Ни толчки на ухабах, ни вскрики ямщика, ни даже колючий репейник снега, бьющего в лицо, не могли вывести Михаила Васильевича из неподвижности.
В последний раз мелькали перед ним окраины Петербурга.
Он еще не пытался заглянуть в будущее, но и не рвался назад к прошлому. Он просто на время сделался частью кибитки, несущейся, подпрыгивающей, ввинчивающейся в бескрайную, унылую, белую пелену. От толчков позвякивали кандалы на ногах да жандарм в сердцах поминал всю родословную.
А лошади все быстрей и быстрей перебирали ногами.
И казалось, что Петербург, крепость, Семеновская площадь, друзья просто пригрезились, как сон, как тень чьей-то чужой жизни. А он?
Он вечно скакал по ухабам и видел перед собой согнутую спину ямщика да белый хоровод вокруг.
Шли часы, мелькали деревни. И солнце давно уже нагнулось над макушками сосен. Студеное, зловещее. По снегу продернулась вечерняя синь. Замерзли руки. Тысячи иголок клевали сведенные судорогами ноги. Снег залепил лоб, брови, бороду.
А он все еще бесчувственно, почти ничего не видя, смотрел в спину ямщика.
Без мысли, без желаний.
Лошади стали. Первый станок.
Сколько часов минуло, Петрашевский не знал. Не считал. Голос жандарма напомнил, что он все еще живой и нужно зайти погреться.
Петрашевский пошевелился и застонал.
Жизнь возвращалась нестерпимой болью в ногах, руках, спине.
Его чем-то кормили. Кто-то швырнул полушубки в угол.
Петрашевский уснул.
И только во сне к нему явилось прошлое. Такое зримое, недавнее, трепещущее. Оно наплывало картинами, в которых не было ни кандалов, ни жандармов, ни этой режущей боли измученного тела.
Но был все тот же бесконечный снег и зимнее не греющее солнце. Он слышал цоканье копыт, посвист полозьев, первые утренние звуки проснувшегося леса.
Стучался Дятел. Пели синицы.
А над головой дятла ломали шпату…
Пение синиц? Как кандальный звон!..
И нестерпимо пахло овчинами. Петрашевский задыхался.
«Все, все горит, Петербург, фаланстер, Россия…»
Проснулся, резко привстал. Прислушался. Острая боль пронзила поясницу, ноги. В нос ударил кислый запах.
Где-то далеко-далеко, не приближаясь и не замирая, побрякивал колокольчик.
И тишина, тишина, тишина!
Сон отнял остаток сил. И теперь нахлынули мысли о будущем.
Сибирь. Рудники…
Ночь тянулась нескончаемо. Петрашевский забывался на минуты, и тогда грезился Петербург. Лица друзей. Недругов. Знакомых, чужих.
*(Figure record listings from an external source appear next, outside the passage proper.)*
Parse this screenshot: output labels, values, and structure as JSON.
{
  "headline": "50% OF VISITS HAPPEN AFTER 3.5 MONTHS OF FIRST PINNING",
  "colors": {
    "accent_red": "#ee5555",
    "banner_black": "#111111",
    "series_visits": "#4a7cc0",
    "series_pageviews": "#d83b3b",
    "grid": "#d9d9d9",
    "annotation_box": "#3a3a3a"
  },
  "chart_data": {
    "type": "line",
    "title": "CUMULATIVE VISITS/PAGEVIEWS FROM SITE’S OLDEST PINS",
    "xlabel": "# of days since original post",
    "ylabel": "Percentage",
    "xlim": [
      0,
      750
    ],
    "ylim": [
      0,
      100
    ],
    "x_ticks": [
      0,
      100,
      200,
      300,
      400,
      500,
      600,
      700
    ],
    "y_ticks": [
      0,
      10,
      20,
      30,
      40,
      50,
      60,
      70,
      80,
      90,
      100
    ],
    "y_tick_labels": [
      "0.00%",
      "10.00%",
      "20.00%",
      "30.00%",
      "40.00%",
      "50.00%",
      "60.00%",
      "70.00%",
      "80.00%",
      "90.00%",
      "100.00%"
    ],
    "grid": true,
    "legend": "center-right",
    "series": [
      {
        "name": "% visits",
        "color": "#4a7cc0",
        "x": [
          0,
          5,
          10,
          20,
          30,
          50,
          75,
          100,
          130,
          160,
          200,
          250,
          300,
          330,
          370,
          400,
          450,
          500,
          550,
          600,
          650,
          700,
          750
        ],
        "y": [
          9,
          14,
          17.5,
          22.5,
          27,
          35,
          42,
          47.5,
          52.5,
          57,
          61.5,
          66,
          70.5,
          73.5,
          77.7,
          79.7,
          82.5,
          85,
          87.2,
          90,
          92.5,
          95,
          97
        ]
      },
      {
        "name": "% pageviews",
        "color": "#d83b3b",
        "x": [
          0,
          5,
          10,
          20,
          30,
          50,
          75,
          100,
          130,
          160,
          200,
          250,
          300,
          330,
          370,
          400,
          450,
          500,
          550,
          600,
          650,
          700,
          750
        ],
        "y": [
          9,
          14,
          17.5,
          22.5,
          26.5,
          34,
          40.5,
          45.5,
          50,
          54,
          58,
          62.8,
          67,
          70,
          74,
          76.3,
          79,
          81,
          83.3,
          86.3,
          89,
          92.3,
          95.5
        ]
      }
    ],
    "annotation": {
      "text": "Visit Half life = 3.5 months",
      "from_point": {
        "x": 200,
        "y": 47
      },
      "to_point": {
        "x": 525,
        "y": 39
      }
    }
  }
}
Острая боль прогоняла грезу.
Ночь! Она могла свести с ума.
Михаил Васильевич замечал, что начинает галлюцинировать. Как тогда, в крепости. Ему слышался крик толпы: «Колдуна поймали!» Впотьмах на него глядели пустые глаза Гагарина. Протягивались к горлу руки Набокова…
Когда же рассвет?
И снова ухабы, копыта лошадей, армяк ямщика.
И снег, снег, снег!
Чем дальше от Петербурга, тем больше снега, тем глубже он. Несколько дней не показывалось солнце. И снег справляет хороводы под напевы ветра. Он крутится легкими змейками. Взмывает языками белого пламени. Обжигает лицо. Лижет стволы деревьев…
В «хороводе» промелькнули села, заспанные городишки. Петербургская, Московская, Ярославская губернии — как страны!..
Возок застревал в сугробах. Петрашевский помогал вытаскивать его и горько смеялся. Он вытаскивал собственный катафалк, чтобы скорей, скорей добраться до могилы.
Москва осталась далеко в стороне. А ямщики гнали и гнали. Чаще меняли лошадей, короче становились минуты отдыха. Воспаленные глаза все реже и реже подымали занавес век.
Деревни, города?
А, пусть себе! Они все на одно лицо — деревянные, пустынные, ленивые.
Иногда только вспыхивало любопытство. Ведь рождество, и в деревнях пьяное веселье, гульбища. Целыми селами сбегаются крестьяне смотреть на каторжника. Дети часто принимают за Деда Мороза, бегут за возком, что-то кричат. Взрослые жалостливо качают головами, бабы кидают пироги.
А потом опять белое молоко снега.
Одиннадцать дней, тысячи верст.
И, наконец, Тобольск — столица каторжного края.
Оживились жандарм и фельдъегерь. Они довольно пофыркивают, как лошади, почуявшие конец пути.